Comment: Some commenters recommended that the regulations clarify that not every child requires a functional performance statement or functional annual goals. Some commenters stated that requiring functional assessments for all children places an unnecessary burden on an LEA, does not add value for every child, and creates a potential for increased litigation. One commenter recommended that § 300.320(a)(1), regarding the child’s present levels of performance, and § 300.320(a)(2), regarding measurable annual goals, clarify that functional performance and functional goals should be included in a child’s IEP only if determined appropriate by the child’s IEP Team.
Discussion: We cannot make the changes requested by the commenters. Section 614(d)(1)(A)(i)(I) of the Act requires an IEP to include a statement of the child’s present levels of academic achievement and functional performance.
As you can see without updating both parts of the present levels of performances and knowing a child’s strengths and weaknesses, it’s impossible to make an informed decision about the appropriate placement. If you make a decision about placement before you have current data on your child, you might place your child in an environment that’s either too quick or slow paced.
For example, if your child is currently in a Special Day Class and you would like to begin mainstreaming them next year. I would recommend updating your child’s psycho-educational assessment to base your decision on. I mention this because sometimes report cards can be deceiving and do not tell the complete picture regarding a child’s true strengths and weaknesses. If a child is mainstreamed before they are ready, they can experience stress and anxiety if they cannot keep up and fall behind.
The other side of the coin is when a child is placed in an environment that might be considered too low-functioning. When this occurs, the child is not receiving an education that will allow them to work to their full potential. Many children who have a disability such as Autism, ADHD or SLD, are mainstreamed.

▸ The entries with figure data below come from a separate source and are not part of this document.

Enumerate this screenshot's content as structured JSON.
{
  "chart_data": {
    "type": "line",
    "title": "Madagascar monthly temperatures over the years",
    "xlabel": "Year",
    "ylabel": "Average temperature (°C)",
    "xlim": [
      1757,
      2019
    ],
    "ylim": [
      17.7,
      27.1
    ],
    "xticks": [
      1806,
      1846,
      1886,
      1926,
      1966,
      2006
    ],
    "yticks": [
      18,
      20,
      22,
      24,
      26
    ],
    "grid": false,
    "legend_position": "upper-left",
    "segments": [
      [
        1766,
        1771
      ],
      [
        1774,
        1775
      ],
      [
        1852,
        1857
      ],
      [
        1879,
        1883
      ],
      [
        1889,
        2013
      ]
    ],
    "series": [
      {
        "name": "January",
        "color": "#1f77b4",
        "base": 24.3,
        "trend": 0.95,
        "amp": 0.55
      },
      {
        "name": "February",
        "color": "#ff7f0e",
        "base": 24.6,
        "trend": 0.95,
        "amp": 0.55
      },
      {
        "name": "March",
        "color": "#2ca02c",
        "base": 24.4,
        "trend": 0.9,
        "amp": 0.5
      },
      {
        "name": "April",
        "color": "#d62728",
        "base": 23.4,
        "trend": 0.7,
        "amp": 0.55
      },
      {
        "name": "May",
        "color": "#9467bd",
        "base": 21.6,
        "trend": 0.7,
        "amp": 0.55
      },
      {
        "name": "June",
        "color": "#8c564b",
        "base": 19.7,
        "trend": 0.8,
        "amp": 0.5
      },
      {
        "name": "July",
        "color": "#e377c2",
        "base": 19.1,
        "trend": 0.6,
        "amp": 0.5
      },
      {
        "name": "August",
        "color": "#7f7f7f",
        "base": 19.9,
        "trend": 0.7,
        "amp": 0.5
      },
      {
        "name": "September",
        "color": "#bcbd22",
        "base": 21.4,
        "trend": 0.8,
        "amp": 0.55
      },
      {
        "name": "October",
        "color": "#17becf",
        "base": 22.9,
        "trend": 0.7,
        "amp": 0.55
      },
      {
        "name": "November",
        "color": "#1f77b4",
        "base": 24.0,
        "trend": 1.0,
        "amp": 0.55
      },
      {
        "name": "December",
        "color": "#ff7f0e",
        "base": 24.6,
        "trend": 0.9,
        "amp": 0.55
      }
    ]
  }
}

Once again, I stress the need to make sure all the necessary assessments have been performed prior to making a decision about your child’s placement. You cannot have a productive IEP meeting with your school district about the appropriate placement for your child until you have all the facts to base your decision on. The key is to keep an open mind about placement until that time so that you can place your child in the appropriate learning environment.